Quel drôle d’accueil que celui que Khalifa Haftar, le général trublion de l’est-libyen, réserve aux troupes d’Erdogan ? En tout cas, s’il comptait sur son annonce de parachuter sa soldatesque en Libye pour intimider l’opposant à son ami Fayez Al-Sarraj, c’est plutôt raté pour le président turc. Pour lui donner une idée précise de ce qui l’attend, voilà en effet que les troupes du général ne trouvent pas mieux que de s’emparer de la ville stratégique de Syrte. Pour le camp soutenu par la communauté internationale et son tout nouvel allié, le camouflet est tel que la ville de Syrte, située à moins de 500 km à l’est de Tripoli, est tombée sans une véritable résistance. Pour réaliser un tel coup, Haftar a dû pour sa part, compter sur le soutien d’alliés qui, eux, sont plus discrets, mais décidément tout aussi efficaces.
Le destin de la Libye menacé
Pour Erdogan et son ami Fayez Al-Sarraj, ce n’est pas encore la défaite. Mais Syrte n’est pas une moindre prise pour les troupes de Haftar. Pour ceux qui en doutaient, elle en dit long sur la détermination du général dissident, mais aussi sur sa capacité de nuisance. En tout cas, elle est le symbole d’une bataille qui ne s’annonce guère facile pour Tripoli. Au contraire, la facilité avec laquelle les forces loyales ont rendu les armes à Syrte doit être une source d’inquiétude pour le GNA et ses appuis. Mais en réalité, ce n’est pas tant le sort des troupes de Recep Tayyip Erdogan qui préoccupe. Avec les perspectives qui se dessinent, c’est le destin de la Libye qui est menacé. Il y a moins de dix ans, le pays, quoi qu’administré de main de fer par Mouammar Kadhafi, incarnait une certaine Afrique. Celle d’un continent en quête de sa souveraineté et de son unité et pleinement conscient des enjeux du futur. La Libye d’il y a dix ans, c’était également un espoir, celui d’une Afrique débarrassée de bien de ses tares liées au sous-développement qui lui colle à la peau.

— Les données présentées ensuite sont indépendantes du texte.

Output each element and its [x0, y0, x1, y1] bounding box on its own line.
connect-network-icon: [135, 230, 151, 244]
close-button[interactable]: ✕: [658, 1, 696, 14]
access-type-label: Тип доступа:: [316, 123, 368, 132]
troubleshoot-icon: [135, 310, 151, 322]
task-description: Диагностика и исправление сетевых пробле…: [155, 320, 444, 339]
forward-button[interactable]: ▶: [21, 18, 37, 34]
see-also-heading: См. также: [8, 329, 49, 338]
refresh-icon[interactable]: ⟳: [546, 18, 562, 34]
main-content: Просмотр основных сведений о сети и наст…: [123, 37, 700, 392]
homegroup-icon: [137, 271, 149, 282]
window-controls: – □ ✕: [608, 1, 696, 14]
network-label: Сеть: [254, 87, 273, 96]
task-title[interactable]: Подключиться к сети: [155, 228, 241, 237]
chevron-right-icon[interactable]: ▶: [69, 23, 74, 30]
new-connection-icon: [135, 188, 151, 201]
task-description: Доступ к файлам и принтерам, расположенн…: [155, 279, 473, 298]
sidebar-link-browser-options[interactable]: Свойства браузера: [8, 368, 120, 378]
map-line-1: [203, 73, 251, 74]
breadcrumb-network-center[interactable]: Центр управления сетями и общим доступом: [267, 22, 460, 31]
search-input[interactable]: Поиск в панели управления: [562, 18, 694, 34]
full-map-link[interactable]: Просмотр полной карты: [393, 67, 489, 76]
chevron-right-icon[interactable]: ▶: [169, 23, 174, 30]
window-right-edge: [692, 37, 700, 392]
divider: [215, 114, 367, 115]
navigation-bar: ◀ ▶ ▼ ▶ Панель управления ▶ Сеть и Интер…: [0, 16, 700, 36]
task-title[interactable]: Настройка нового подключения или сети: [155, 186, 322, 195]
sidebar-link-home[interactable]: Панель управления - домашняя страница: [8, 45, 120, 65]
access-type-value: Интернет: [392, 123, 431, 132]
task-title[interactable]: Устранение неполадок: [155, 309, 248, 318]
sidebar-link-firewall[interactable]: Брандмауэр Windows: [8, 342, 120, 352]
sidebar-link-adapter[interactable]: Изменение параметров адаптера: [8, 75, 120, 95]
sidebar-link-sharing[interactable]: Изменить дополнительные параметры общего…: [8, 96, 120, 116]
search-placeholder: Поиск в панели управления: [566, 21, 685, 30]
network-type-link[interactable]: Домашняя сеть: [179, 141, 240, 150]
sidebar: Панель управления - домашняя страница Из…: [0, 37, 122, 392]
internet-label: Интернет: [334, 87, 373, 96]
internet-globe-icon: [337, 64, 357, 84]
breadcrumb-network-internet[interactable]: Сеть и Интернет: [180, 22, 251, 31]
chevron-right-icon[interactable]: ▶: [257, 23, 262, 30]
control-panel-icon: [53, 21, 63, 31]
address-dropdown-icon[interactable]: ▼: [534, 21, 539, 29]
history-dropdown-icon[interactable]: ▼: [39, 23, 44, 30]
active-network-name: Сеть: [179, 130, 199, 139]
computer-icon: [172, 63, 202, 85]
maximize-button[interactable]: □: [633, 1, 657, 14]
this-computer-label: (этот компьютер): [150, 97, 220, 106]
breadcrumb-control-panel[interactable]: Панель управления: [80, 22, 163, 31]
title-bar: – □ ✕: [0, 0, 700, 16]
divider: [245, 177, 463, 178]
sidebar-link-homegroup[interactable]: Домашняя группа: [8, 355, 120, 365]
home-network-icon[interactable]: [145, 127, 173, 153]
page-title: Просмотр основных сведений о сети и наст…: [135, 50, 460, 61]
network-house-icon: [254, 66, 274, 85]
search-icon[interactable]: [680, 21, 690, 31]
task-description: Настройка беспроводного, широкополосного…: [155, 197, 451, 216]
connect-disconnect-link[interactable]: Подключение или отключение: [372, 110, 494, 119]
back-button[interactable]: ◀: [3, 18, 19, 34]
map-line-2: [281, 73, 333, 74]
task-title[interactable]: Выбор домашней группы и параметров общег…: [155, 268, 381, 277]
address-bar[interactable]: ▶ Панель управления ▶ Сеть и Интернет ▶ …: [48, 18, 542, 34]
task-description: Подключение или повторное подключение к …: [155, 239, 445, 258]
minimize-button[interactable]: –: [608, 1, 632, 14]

Mais en ce début 2020, ce même pays est à la croisée des chemins. A l’instar d’un bateau ivre en pleine tempête, la Libye est aujourd’hui menacée jusqu’à son existence même. Jadis fier de son sens de souveraineté, il symbolise aujourd’hui la réoccupation de l’Afrique. Suscitant toutes sortes de convoitises, il attire les nouveaux colons tout à la fois friands de chaos et de pétrodollars. S’y affrontent non pas seulement, les troupes d’Erdogan et celles du général Khalifa Haftar, mais aussi, le Qatar d’une part, et de l’autre, l’Arabie Saoudite, les Emirats Arabes Unis, l’Egypte et même la lointaine Russie. La France aussi, dit-on. D’ailleurs, c’est de ces acteurs majeurs que le général Haftar tient son audace et son outrecuidance. Sauf que les alliances nouées par les uns et les autres ne sont nullement à l’avantage de la Libye et des Libyens.
Des périls sécuritaires aggravés
En effet, par le biais du jeu des interférences, on est parti pour un conflit s’inscrivant sur la durée, avec des risques d’enlisement. La force étant de tous les camps, les protagonistes vont longtemps se neutraliser. Période durant laquelle chaque camp s’évertuera à exploiter les ressources de sa zone d’influence. Bien sûr, au passage, les alliés en profiteront pour se rétribuer eux-mêmes, en puisant directement à la source. Pendant ce temps, les Libyens continueront à s’enfoncer dans la misère, et la Libye dans le chaos et l’anarchie. Petit à petit, le pays se balkanisera, avec des sphères d’influence aussi nombreuses que seront les occupants. A côté, prospéreront la petite et la grande criminalités. Fléaux qui viendront ensuite renforcer et aggraver les périls sécuritaires auxquels le Sahel et le reste du continent restent confrontés depuis quelques années.